2) Skullcandy S2SBFY-129 Smokin Buds with Mic

3) SoundMAGIC ES18S In-Ear Headphone with Mic

4) Sony MDR-EX110AP Stereo Headphones with Mic

5) Skullcandy S2IKGY Ink'd 2.0 Earbud Headphone


----------



## rakeshhkuma90 (Jun 18, 2015)

You can buy Soundmagic E10S as flipkart are giving discount on these earphones.

SoundMAGIC E10S In-the-ear Headset - SoundMAGIC : Flipkart.com

These are excellent earphones. bang for buck. Audiophile quality. If you are on a budget don't look any further. Just buy and enjoy the music which would sound very different from the one you heard before.
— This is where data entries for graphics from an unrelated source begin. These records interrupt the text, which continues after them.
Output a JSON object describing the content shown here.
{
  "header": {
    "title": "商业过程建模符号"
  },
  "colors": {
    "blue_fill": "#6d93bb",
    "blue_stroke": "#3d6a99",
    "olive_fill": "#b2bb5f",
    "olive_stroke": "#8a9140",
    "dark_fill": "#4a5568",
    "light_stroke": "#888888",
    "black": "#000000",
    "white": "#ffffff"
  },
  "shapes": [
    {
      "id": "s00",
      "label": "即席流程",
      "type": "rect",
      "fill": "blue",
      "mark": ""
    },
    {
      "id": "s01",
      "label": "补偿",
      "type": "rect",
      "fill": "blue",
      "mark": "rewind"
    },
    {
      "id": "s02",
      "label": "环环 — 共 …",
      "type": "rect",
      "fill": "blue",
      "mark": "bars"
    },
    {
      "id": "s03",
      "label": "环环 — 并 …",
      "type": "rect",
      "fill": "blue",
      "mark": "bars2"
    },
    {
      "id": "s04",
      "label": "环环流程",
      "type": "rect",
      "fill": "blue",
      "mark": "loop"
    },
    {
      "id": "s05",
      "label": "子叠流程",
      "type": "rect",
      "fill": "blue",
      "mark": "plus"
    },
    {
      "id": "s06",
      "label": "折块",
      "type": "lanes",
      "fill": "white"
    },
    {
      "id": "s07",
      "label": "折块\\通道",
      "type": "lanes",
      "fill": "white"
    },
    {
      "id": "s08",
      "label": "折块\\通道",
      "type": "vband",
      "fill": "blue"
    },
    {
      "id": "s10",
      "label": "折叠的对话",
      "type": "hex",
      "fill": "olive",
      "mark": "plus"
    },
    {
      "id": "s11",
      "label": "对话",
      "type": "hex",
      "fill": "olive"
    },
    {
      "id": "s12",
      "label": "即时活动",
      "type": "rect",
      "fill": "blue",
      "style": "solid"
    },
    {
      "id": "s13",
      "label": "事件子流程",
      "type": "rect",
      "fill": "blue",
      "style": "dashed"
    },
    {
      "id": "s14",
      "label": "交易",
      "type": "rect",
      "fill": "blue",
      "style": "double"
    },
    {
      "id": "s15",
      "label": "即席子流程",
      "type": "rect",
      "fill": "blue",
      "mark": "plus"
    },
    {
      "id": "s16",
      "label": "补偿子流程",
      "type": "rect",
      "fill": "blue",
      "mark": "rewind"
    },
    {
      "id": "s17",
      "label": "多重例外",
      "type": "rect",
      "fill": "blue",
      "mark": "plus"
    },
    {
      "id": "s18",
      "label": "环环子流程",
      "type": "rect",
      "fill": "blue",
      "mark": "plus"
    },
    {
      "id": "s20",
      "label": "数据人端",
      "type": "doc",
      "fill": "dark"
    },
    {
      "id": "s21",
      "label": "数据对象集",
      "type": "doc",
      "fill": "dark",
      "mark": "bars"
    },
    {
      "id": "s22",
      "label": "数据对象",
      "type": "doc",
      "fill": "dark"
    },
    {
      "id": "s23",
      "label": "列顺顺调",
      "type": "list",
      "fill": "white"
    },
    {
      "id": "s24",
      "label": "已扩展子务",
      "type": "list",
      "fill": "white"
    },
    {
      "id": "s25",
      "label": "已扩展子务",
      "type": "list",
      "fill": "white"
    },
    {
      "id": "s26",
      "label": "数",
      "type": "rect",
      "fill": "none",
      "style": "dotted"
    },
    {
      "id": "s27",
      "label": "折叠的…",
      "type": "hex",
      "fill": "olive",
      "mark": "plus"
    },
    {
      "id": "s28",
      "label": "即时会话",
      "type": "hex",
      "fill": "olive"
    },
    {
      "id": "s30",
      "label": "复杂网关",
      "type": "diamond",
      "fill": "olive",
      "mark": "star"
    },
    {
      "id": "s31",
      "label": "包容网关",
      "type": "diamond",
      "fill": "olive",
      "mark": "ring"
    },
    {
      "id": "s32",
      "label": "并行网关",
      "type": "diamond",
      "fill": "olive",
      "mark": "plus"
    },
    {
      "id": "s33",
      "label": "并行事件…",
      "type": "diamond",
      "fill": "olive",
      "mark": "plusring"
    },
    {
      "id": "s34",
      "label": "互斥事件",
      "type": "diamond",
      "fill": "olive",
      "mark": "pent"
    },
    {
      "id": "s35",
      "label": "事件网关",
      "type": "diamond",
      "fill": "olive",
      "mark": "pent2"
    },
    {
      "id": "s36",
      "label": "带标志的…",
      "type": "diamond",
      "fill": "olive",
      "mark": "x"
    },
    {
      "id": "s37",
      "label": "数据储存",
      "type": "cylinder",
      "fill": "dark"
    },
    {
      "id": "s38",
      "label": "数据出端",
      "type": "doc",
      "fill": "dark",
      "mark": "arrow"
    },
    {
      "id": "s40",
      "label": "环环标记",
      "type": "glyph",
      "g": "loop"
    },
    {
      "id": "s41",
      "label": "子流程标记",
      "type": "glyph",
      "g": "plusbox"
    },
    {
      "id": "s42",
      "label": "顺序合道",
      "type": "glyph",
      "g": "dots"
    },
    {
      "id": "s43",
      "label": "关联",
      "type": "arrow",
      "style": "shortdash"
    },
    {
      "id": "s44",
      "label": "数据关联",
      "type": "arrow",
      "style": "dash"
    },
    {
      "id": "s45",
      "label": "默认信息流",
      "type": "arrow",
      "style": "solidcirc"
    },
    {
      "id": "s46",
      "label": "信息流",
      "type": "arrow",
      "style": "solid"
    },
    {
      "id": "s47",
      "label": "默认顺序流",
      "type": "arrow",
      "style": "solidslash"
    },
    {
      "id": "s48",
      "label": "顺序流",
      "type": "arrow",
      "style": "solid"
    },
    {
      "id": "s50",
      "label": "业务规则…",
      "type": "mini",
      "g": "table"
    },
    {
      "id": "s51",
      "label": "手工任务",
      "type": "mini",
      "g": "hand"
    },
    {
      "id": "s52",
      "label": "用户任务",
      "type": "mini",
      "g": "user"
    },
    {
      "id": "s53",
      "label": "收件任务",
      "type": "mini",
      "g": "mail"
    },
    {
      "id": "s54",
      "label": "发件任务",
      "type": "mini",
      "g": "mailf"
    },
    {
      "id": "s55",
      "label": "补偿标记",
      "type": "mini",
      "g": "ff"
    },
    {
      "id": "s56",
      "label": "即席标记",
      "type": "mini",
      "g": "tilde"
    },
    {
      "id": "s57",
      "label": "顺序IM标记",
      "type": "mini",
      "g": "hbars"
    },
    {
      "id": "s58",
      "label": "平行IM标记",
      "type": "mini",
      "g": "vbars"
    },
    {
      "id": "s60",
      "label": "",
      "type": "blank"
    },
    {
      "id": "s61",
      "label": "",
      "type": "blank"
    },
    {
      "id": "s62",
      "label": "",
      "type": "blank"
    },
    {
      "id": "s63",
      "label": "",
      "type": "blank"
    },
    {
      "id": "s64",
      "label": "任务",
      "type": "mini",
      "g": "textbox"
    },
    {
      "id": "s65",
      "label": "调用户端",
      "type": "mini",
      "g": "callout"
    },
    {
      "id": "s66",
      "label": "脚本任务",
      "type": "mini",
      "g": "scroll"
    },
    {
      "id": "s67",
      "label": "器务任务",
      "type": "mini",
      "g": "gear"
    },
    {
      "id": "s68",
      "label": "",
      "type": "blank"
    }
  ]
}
These earphones have great reviews you can check them online.


----------



## shammisachdeva (Jun 18, 2015)

rakeshhkuma90 said:


> You can buy Soundmagic E10S as flipkart are giving discount on these earphones.
> 
> SoundMAGIC E10S In-the-ear Headset - SoundMAGIC : Flipkart.com
> 
> ...





thnx...i have also heard a lot about e10 and it has got many award also.....But i m not sure whether it has got good amount of bass for people like me who listens to edm mostly...........Also what about sony xb 90 and xb 50 ?

- - - Updated - - -

yaa i also considered vsonic gr02 but they r out of stock everywhere.. ..........How is soundmagic e10 and also sony xb 90 and xb 70 consideing i listens to edm mostly.


----------



## Desmond (Jun 18, 2015)

You can get the GR02 at lendmeurears.com

Mark it as gift while ordering and you won't have any problems with customs.


----------